When she and her young family were ready to come back to her hometown of New Haven, CT in 2006,  Engel was intentional about the next phase of her work. She merged her love of food and her dedication to social justice and began her path centering on community-based food justice in New Haven. Her leadership in the Elm City can be felt through her service on the New Haven Food Policy Council, where she helped build a diverse coalition of community food experts, spearheaded the creation of the first New Haven food policy plan and the Food Systems Policy Director position in City government. She also developed and managed a wide number of community-driven programs on food access, urban agriculture, farm-to-institution, and entrepreneurship during her time as the Community Food Systems Coordinator at CitySeed

Through these roles, Engel learned the value of placing relationship building at the center of every experience, and the importance of hearing stories directly from people affected by injustices.  She believes that these are foundational to effectively address the harms of systemic racism and the exploitation of capitalism. 

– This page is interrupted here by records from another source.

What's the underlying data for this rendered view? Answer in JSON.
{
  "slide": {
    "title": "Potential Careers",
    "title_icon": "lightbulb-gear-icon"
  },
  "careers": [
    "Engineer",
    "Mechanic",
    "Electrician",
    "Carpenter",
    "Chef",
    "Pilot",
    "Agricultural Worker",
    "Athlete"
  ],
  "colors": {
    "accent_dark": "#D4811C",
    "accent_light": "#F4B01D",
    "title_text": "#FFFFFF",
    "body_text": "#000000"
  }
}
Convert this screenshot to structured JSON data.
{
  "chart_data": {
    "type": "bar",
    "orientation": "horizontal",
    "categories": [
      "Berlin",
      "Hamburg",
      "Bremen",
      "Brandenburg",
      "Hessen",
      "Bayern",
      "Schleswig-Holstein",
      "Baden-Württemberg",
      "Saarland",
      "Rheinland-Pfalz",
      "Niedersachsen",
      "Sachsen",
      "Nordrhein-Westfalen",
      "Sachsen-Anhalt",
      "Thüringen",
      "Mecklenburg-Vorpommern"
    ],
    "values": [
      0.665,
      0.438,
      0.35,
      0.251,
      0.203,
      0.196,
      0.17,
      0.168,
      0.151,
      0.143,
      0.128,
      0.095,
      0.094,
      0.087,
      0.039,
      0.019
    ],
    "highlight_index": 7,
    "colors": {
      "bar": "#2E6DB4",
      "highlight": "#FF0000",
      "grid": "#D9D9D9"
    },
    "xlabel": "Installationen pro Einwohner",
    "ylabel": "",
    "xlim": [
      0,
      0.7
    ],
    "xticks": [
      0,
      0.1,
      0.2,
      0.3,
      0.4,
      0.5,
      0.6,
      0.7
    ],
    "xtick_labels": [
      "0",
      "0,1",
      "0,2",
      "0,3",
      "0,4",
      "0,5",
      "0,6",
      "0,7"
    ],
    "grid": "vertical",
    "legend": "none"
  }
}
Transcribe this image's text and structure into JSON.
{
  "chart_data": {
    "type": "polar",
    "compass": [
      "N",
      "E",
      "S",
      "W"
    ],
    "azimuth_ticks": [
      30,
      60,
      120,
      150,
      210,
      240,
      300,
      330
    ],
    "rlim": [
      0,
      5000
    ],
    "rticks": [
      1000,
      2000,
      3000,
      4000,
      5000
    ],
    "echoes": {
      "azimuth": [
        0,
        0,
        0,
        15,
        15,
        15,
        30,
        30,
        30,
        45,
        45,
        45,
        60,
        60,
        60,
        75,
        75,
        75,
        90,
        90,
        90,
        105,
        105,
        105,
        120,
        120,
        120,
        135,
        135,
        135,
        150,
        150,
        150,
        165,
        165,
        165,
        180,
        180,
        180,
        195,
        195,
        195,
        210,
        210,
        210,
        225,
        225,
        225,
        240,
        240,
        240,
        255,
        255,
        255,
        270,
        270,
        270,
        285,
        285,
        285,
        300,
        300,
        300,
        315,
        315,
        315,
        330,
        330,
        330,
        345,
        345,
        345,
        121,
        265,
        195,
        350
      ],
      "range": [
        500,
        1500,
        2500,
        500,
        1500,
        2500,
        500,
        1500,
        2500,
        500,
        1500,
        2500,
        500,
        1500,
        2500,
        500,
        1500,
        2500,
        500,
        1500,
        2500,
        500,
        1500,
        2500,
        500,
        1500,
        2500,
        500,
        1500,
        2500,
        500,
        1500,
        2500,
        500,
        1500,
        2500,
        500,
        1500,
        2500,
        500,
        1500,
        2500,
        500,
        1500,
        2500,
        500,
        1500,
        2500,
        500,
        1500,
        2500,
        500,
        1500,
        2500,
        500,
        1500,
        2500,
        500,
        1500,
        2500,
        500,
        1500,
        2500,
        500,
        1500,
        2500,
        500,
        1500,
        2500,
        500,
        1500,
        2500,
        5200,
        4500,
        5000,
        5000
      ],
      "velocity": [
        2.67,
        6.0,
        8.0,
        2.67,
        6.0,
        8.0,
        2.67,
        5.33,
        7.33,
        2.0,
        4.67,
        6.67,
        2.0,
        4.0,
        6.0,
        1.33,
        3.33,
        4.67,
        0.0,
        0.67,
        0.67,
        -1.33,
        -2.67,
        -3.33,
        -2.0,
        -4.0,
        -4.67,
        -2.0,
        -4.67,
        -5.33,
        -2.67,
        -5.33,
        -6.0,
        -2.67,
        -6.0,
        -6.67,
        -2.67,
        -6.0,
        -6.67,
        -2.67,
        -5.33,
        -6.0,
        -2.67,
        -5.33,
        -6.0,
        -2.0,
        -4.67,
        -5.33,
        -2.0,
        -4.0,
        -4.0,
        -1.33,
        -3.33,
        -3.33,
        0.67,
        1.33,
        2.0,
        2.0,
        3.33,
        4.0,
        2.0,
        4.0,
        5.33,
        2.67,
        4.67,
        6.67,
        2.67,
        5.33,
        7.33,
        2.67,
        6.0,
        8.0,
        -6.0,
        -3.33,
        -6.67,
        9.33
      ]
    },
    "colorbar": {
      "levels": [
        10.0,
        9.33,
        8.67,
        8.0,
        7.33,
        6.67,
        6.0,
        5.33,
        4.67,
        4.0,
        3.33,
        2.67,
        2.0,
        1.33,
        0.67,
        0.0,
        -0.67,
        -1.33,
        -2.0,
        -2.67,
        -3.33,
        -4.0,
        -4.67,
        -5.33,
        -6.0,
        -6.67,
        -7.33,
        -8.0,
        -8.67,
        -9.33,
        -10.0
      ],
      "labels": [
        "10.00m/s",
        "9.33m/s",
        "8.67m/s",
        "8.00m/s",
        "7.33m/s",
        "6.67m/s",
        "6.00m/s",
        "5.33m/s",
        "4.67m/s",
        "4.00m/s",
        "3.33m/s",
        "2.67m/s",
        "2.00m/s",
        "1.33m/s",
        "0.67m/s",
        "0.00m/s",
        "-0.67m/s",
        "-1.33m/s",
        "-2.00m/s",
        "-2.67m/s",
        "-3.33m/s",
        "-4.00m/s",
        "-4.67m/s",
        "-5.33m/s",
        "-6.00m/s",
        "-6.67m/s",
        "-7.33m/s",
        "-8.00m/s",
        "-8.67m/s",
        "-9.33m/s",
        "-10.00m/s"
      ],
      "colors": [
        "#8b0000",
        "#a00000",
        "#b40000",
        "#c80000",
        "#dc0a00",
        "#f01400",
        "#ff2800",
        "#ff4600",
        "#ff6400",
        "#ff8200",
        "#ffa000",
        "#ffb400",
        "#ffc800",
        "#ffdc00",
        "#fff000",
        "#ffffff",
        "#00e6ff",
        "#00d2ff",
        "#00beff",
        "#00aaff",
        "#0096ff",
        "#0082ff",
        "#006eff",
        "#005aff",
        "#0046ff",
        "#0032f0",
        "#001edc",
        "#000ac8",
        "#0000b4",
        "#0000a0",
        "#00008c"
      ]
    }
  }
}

Tagan Engel Table Underground

Her desire to uplift inspirational stories of food, radical love, antiracism, and social justice led her to create her podcast The Table Underground. Guests share their stories and experiences in their own voices, using food as an entry point into deeper issues such as reparations, undoing white supremacy, honoring cultural heritage, environmental justice and regenerative agriculture. 

Within the Yale community, Engel has centered her work on sustainability and worker-led/cooperative models in food entrepreneurship with Tsai CITY, the Yale Landscape Lab, and the New Haven-based Collab. As a Resident Fellow at CBEY, Engel is launching the new discussion group Power & Race in Community, Business, and the Environment. Here, graduate students will dig into real-world challenges and examples of liberatory practices in businesses, organizations, and communities.  

“I am excited for the opportunity this fellowship provides to create a platform for community experts from New Haven and beyond, to prioritize their stories, challenges, and joys as core to understanding the solutions needed within food systems, environmental justice, and equitable businesses,” says Engel. “Through the discussion series and my office hours, I also hope to create a space for students to dig into cross sector conversations and outside of mainstream thinking, to inspire more active listening and a consciousness of their own power and privilege, whatever their background, and how they choose to use it in work and life. For me, as a white person engaged in social justice work, this is crucial.”